The Army Marksmanship event allows soldiers to compete with, interact with, and learn from the best marksmen in USAMU and other units.
This year, the United States Army Reserve has four teams (16 soldiers) participating in the competition.
“I love to shoot,” said the master sergeant. Liechar Velazquez, 382nd Engineer Company (Sapper). “We don’t have the opportunity to fire our weapons as often as the active component does, but this competition gives us the opportunity to show that we are still as trained and ready for combat as ever.”
“Many of the soldiers who participate in this competition are selected to represent their units in the US Army Small Arms Championship,” said Michael Buss, competition chief at USAMU. “Most went through local and regional competitions to earn their place for this game.”
The competition provides soldiers with a platform to showcase their unit’s marksmanship skills while gaining notoriety for their command.
Buss said about 50 percent of soldiers participating this year are competing in the match for the very first time.
Participation in military and civilian sponsored small arms marksmanship competitions provides soldiers with the opportunity to hone their marksmanship skills and compete against other military snipers and civilians.
They can also earn superior marksmanship awards in addition to the basic army marksmanship awards available through the annual qualification standards.

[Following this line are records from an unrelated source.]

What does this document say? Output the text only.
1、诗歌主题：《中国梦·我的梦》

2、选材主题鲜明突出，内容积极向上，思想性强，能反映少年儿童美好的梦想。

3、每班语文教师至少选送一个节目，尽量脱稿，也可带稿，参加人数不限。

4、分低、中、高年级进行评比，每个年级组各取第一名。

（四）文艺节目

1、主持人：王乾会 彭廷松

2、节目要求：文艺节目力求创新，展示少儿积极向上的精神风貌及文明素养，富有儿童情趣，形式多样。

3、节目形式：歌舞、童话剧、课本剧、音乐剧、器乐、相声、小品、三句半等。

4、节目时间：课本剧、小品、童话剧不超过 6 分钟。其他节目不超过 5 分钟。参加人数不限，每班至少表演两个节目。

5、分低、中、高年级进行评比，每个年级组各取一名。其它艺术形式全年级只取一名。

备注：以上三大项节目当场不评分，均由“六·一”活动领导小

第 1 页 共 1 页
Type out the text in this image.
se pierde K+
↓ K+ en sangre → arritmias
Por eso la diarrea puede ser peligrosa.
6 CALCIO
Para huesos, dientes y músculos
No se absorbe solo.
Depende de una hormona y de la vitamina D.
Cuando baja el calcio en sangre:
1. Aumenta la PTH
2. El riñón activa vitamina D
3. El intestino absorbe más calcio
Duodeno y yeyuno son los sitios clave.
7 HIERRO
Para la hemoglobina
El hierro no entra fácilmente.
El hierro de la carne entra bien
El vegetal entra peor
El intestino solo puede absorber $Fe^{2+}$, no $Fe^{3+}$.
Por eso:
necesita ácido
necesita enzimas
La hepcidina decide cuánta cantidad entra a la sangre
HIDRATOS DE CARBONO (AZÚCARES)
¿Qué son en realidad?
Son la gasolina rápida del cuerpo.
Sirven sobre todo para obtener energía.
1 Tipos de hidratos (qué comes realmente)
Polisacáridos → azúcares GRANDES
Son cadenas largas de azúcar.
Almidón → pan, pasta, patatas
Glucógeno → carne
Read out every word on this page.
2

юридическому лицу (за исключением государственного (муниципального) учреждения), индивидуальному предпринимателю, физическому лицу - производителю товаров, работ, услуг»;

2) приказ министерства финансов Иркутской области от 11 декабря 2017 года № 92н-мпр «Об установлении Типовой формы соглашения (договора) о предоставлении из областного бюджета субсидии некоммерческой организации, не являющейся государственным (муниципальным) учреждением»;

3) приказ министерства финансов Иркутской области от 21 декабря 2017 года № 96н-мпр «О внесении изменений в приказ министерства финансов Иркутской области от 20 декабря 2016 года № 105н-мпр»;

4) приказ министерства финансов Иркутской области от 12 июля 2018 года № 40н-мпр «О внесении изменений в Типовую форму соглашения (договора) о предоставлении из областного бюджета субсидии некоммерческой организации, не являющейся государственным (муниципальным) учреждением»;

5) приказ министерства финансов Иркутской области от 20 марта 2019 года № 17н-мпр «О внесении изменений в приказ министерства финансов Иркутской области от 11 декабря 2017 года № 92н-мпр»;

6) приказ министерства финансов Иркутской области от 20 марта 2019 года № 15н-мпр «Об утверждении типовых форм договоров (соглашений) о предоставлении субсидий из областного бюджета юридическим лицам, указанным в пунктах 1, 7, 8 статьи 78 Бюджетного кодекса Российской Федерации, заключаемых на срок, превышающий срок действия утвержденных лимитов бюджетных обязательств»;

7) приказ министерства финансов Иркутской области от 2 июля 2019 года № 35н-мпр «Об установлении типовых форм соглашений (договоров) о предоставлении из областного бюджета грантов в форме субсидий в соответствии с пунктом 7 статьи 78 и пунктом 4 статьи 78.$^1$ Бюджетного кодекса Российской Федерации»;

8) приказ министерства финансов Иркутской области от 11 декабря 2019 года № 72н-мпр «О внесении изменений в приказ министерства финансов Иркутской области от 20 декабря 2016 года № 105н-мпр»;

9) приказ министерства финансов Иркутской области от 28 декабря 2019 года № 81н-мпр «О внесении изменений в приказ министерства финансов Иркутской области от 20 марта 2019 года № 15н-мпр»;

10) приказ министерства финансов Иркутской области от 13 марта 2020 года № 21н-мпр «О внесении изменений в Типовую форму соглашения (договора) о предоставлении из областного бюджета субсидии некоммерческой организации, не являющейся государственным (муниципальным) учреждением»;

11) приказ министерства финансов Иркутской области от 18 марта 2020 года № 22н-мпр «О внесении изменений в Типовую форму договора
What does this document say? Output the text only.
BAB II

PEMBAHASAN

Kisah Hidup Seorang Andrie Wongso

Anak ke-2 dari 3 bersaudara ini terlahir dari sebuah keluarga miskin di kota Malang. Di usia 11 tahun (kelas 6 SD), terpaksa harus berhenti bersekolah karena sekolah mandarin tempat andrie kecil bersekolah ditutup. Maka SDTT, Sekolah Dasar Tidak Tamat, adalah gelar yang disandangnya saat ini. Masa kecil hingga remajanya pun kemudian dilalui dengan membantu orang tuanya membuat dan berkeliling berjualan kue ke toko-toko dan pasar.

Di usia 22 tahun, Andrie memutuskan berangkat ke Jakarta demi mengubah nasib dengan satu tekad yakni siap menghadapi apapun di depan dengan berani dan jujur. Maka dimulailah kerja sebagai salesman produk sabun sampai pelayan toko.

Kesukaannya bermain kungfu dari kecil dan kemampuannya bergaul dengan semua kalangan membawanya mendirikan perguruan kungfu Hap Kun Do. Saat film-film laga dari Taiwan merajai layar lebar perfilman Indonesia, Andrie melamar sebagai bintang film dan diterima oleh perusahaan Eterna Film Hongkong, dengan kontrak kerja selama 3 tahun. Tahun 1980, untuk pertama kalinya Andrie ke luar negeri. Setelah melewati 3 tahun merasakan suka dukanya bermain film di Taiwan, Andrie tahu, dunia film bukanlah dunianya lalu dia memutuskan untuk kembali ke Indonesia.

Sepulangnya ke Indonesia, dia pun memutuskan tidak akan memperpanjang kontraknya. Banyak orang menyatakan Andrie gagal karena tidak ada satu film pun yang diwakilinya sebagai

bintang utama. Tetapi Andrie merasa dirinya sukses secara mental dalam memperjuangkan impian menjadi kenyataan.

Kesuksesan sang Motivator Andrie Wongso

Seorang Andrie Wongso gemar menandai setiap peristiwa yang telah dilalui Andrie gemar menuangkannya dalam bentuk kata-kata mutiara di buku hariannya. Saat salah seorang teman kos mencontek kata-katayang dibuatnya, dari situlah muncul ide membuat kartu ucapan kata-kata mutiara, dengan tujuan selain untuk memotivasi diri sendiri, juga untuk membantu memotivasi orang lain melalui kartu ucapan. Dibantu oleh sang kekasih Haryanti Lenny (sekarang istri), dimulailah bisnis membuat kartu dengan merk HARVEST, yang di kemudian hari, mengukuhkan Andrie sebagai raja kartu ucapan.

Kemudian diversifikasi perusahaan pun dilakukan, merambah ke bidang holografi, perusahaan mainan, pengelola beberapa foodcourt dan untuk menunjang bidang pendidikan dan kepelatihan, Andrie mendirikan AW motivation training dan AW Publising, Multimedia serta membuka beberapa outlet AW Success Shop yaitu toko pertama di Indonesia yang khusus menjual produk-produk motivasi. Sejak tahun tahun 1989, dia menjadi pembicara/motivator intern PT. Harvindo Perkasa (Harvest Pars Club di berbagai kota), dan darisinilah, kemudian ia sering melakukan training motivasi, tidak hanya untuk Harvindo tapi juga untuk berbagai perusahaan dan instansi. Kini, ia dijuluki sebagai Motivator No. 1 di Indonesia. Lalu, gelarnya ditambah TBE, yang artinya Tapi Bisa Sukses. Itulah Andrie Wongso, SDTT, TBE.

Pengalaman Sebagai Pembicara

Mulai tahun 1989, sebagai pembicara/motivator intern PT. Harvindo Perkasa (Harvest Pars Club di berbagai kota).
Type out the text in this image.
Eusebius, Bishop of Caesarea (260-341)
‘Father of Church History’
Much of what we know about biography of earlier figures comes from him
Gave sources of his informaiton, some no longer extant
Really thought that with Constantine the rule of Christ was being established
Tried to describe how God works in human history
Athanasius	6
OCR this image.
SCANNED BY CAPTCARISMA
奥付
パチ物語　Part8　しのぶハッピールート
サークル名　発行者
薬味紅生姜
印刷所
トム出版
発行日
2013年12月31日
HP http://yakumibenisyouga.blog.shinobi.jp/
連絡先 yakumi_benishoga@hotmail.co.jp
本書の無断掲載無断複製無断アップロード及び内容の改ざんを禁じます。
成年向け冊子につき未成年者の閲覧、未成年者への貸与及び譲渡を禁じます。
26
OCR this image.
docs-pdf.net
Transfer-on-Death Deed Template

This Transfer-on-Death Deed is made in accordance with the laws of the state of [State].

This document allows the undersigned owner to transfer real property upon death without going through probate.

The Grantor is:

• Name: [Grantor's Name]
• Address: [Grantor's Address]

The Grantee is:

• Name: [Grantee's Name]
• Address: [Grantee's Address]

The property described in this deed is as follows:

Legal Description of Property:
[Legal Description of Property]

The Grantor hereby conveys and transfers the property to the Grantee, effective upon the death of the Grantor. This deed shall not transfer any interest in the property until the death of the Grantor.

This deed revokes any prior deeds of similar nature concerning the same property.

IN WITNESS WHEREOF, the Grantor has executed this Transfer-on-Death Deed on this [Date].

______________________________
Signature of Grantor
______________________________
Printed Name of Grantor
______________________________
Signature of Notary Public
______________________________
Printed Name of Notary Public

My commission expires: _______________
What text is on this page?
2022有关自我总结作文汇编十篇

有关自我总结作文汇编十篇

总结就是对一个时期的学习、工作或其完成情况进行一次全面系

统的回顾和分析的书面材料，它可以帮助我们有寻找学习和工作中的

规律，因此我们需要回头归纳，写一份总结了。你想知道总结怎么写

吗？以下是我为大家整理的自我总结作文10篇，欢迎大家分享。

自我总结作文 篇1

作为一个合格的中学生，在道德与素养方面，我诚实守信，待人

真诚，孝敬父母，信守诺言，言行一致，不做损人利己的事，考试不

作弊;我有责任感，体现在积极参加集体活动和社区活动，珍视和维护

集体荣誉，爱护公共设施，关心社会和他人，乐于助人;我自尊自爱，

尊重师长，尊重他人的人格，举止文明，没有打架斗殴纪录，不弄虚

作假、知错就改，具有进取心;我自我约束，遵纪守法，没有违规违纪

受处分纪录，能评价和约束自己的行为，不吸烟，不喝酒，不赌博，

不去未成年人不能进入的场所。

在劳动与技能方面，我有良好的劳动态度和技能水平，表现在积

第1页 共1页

“Participants will leave better trained snipers with increased marksmanship skills and understanding,” said USAMU program coordinator Roscoe Castle. “The challenging courses of fire allow them to fully explore the capabilities of their weapons on their own at ranges of 5 to 500 yards.”
Rifle and pistol shooting clinics, as well as all ammunition, are provided as part of the championship.
During the Army Small Arms Championship there is also a separate event, the Competitive Excellence Program (EIC).
The EIC was established in 1884 by General Phillip Henry Sheridan to recognize the best marksmen in the entire army.
The program encompasses both rifle and pistol marksmanship skills and recognizes top performing soldiers during competition. Soldiers can compete in up to five EIC competitions per year per weapon system; five rifle matches and five pistol matches.
The top 10% of competitors in an EIC event receive credit points.
“Earning the Distinguished Marksmanship Badge lets other soldiers know that you are a subject matter expert in the handling and control of weapons,” Castle said. “It also sets them apart as being an above-average and lethal sniper.”
USAMU Fort Benning will host the awards ceremony for this event, offering awards to the top performers at this competition.